The gift from the William H. Gates Foundation will fund the new University Scholars multi-disciplinary program beginning next fall. The program will provide high-achieving undergraduate, graduate and professional students with scholarships and other resources, including the freedom to choose a wide range of course study, and provide a variety of extracurricular outlets for their intellectual development, Duke officials said.
"A University Scholar will have demonstrated early signs of brilliance combined with an edge of individuality, independent thinking, risk-taking, iconoclasm and even intellectual fearlessness," said Cathy N. Davidson, vice provost for interdisciplinary studies. Her office will plan and initially run the new program, under the direction of Duke University President Nannerl O. Keohane.

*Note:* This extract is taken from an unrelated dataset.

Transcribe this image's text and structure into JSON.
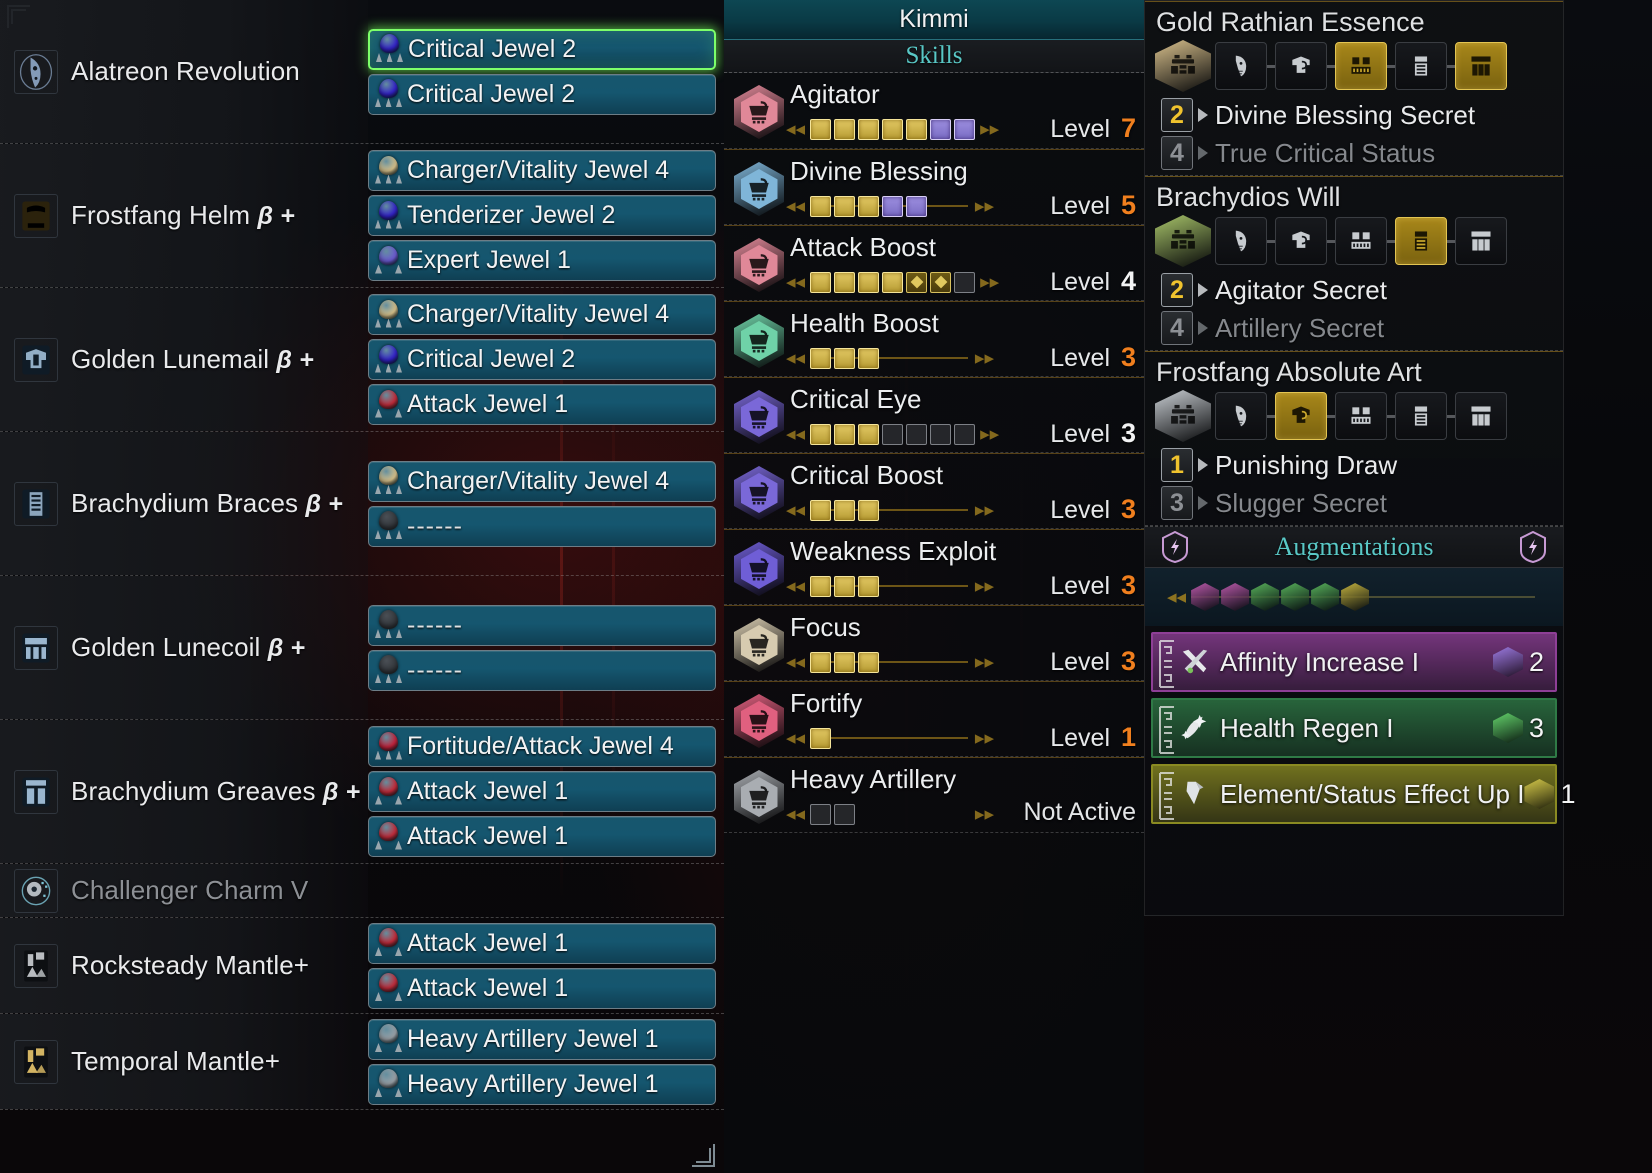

The University Scholars program will begin in 1999 with at least eight undergraduate and eight graduate and professional students. Duke officials hope to expand the program to about 75 students a year, and are launching a campaign to fund the additional scholarships.
The program will provide at least $15,000 a year to financially needy award recipients, with the university providing other funds to pay for full tuition. Duke's 1998 tuition for new students is $23,220, not including room and board.
Melinda Gates is a Duke University trustee. She earned a bachelor's degree in computer science and economics at Duke in 1986 while also studying art and literature, and earned an MBA from the university's Fuqua School of Business in 1987.
She joined Microsoft Corp. after leaving Duke and married Gates in 1994. Melinda Gates resigned from Microsoft in 1996 and is now a trustee of the Gates Foundation, which she co-founded.
The foundation provides grants for education, world health and family-planning programs, and civic and arts organizations.
The Gates grant matches Duke's largest individual gifts, including a donation in April from entrepreneur J.B. Fuqua, and a 1995 gift from Duke trustee Peter Nicholas and his wife, Virginia, to support the Nicholas School of Environment.